Coherent elastic neutrino-nucleus scattering (CEvNS) was first proposed in 1974. Despite having the largest cross-section among all low-energy neutrino couplings predicted in the Standard Model (SM), CEvNS detection remains challenging due to its only experimental signature being a low-energy nuclear recoil. In 2017, the COHERENT collaboration successfully observed CEvNS for the first time. A 14.6 kg low-background doped CsI at room temperature was placed 20 meters away from the 1.4 MW Spallation Neutron Source (SNS) at the Oak Ridge National Laboratory (ORNL). The SNS's pulsed proton beam provides exceptional background rejection and high-intensity neutrinos, making it ideal for CEvNS detections. CryoCsI, the proposed prototype, is a cryogenic undoped CsI scintillating detector, which has a much lower energy threshold potentially down to 0.5 keV_nr compared to the doped CsI.  This enhanced sensitivity of CryoCsI allows for the observation of more CEvNS events.

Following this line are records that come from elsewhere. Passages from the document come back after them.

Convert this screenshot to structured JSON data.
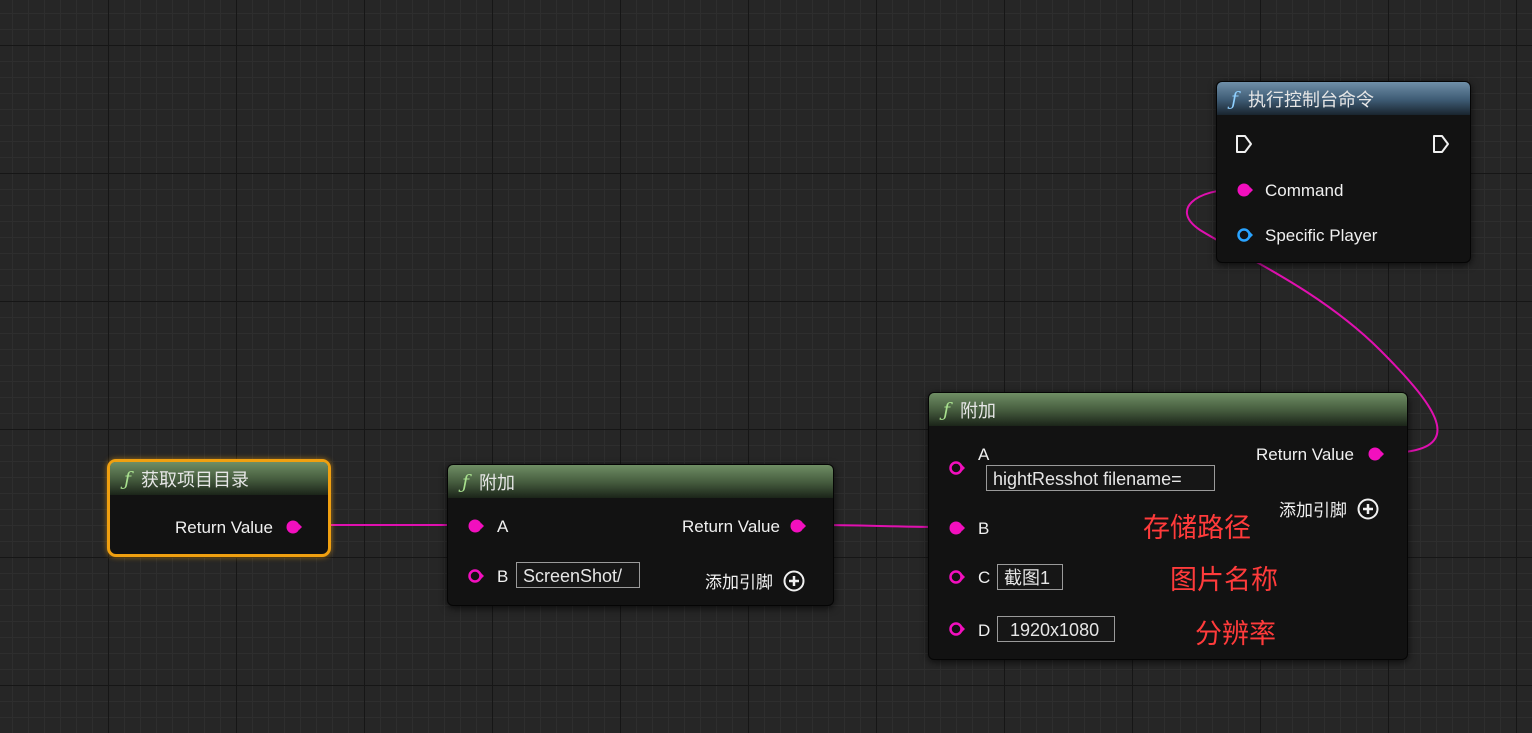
{
  "nodes": {
    "get_project_dir": {
      "title": "获取项目目录",
      "return_label": "Return Value"
    },
    "append1": {
      "title": "附加",
      "pin_a": "A",
      "pin_b": "B",
      "b_value": "ScreenShot/",
      "return_label": "Return Value",
      "add_pin": "添加引脚"
    },
    "append2": {
      "title": "附加",
      "pin_a": "A",
      "a_value": "hightResshot  filename=",
      "pin_b": "B",
      "pin_c": "C",
      "c_value": "截图1",
      "pin_d": "D",
      "d_value": "1920x1080",
      "return_label": "Return Value",
      "add_pin": "添加引脚"
    },
    "exec_console": {
      "title": "执行控制台命令",
      "command_label": "Command",
      "specific_player_label": "Specific Player"
    }
  },
  "annotations": {
    "path": "存储路径",
    "name": "图片名称",
    "resolution": "分辨率"
  },
  "colors": {
    "string_pin": "#f20fbe",
    "object_pin": "#29a3ff",
    "selection": "#f0a010",
    "annotation": "#ff3b3b",
    "pure_function_header": "#43593c",
    "function_header": "#3d5a73"
  },
  "icons": [
    "function-icon",
    "exec-pin-icon",
    "string-pin-icon",
    "object-pin-icon",
    "add-pin-icon"
  ]
}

Precise measurements of CEvNS can not only validate the predictions of the SM but also utilize CEvNS as a background for exploring new physics. By collaborating with other COHERENT detectors, CryoCsI has the potential to achieve world-leading sensitivities in a broad range of physics topics within and beyond the SM. Development and sensitivities of CryoCsI to hidden-sector dark matter and non-standard neutrino interactions are explored.